President Knapp addresses declining graduate enrollment and tuition revenue.
Recently, there has been a good deal of discussion across the university about the budgetary pressures we are experiencing as a result of a decline, over the past several years, in the number of students enrolled in our graduate and professional programs. (Undergraduate enrollment has not been affected by this trend.) Despite significant growth in both fundraising and research funding, George Washington remains a highly tuition-dependent institution; in fact, tuition revenues provide almost 75 percent of what we spend on all our programs each year. So it makes a difference when graduate and professional enrollments fall, as they have, by about 1,200 students—even though our total student body numbers almost 25,000.
Many people on our faculty and staff have been working very hard across the institution to address this challenge, both through efforts to increase enrollments and through sometimes painful reductions in expenditures. On the enrollment side, some of those efforts have been focused on attracting more students to existing programs, while others are focused on creating new programs both on and off our main campuses. But such efforts take time to achieve their intended results. We will need to continue reducing expenditures until enrollments are restored at least to the level we enjoyed just a few years ago.
Already this year, the university administration has taken steps to cut travel and training costs, delay hiring of new staff and reduce discretionary spending. For next year, all administrative units have been asked to reduce their budgets by 5 percent. Managers of those units will be making some hard decisions, which in some cases may involve the elimination of staff positions. But we will not be cutting undergraduate student aid, abandoning our fixed tuition policy or backing away from our commitment to expand student health and career services.
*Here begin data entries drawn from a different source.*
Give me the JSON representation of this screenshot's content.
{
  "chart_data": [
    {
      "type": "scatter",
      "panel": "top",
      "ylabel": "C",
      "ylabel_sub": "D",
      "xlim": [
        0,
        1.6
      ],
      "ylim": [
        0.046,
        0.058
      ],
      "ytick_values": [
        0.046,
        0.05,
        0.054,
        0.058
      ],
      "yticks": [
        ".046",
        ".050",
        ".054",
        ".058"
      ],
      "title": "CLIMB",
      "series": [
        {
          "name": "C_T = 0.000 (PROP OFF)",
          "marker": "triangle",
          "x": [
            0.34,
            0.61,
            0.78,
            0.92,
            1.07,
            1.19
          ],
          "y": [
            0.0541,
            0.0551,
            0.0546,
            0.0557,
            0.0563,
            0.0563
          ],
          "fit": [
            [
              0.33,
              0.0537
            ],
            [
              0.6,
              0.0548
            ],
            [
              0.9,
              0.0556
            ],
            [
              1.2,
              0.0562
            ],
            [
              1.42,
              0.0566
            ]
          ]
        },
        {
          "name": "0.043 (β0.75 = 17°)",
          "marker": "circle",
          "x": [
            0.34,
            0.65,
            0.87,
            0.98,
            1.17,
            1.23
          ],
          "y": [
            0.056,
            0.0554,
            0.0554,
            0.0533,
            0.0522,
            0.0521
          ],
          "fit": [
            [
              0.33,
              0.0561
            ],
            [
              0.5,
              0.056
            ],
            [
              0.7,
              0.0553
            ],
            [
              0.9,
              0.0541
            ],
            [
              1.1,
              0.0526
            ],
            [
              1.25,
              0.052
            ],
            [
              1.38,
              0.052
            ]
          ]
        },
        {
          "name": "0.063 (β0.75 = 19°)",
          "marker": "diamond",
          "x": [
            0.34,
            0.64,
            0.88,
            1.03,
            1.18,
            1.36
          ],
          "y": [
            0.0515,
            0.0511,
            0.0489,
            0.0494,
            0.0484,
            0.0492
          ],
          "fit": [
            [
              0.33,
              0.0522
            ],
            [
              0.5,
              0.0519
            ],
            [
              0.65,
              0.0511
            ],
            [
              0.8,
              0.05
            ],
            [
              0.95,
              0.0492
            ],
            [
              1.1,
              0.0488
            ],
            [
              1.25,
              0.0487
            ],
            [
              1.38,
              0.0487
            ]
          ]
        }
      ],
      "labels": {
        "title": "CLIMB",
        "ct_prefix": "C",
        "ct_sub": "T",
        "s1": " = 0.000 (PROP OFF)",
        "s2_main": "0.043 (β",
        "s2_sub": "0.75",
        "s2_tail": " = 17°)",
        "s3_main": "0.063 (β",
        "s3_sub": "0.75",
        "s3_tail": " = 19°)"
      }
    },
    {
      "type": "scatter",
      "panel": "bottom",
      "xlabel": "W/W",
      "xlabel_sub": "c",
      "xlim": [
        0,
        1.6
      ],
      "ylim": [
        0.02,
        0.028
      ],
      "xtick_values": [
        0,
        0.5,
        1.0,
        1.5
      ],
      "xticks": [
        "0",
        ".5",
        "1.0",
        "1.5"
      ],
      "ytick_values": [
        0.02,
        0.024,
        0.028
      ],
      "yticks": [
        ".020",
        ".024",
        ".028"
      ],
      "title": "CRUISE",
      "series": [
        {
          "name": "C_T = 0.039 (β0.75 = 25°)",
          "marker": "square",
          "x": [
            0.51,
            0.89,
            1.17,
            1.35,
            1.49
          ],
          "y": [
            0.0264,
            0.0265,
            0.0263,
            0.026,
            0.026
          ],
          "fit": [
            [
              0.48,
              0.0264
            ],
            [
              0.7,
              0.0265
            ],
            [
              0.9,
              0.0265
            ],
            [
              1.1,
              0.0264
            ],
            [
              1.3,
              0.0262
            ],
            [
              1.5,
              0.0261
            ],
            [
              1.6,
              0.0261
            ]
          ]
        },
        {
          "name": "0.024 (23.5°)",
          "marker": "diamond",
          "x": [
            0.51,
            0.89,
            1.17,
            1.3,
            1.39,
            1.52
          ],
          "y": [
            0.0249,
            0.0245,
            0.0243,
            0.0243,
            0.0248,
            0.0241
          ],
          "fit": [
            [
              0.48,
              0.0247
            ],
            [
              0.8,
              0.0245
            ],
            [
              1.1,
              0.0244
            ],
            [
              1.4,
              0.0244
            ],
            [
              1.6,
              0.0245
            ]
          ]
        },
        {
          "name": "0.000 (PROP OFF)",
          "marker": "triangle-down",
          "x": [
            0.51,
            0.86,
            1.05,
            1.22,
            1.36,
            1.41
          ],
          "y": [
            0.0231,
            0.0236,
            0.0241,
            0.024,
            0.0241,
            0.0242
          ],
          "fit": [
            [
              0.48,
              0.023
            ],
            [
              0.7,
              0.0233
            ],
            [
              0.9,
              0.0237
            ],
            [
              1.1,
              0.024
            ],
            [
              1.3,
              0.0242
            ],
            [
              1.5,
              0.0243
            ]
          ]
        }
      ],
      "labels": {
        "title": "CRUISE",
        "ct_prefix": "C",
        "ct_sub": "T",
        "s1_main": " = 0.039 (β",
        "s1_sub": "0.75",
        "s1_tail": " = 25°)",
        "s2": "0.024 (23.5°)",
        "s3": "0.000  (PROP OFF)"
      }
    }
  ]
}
At the same time, the deans and directors of our schools and colleges will be seeking ways to balance their budgets—again by growing enrollments and reducing expenditures—while at the same time preserving, and in some cases rebuilding, the reserves they need to invest in their strategic priorities. It is critically important that we not allow our current budgetary problem to prevent us from continuing to fulfill our mission or from realizing the aspirations embodied in our strategic plan.
I want to express my personal gratitude to all who are working so diligently and creatively to help us make our way through these challenges and to keep the George Washington University on track to achieve the stature we know it will enjoy as it enters, in just a few years, its third century.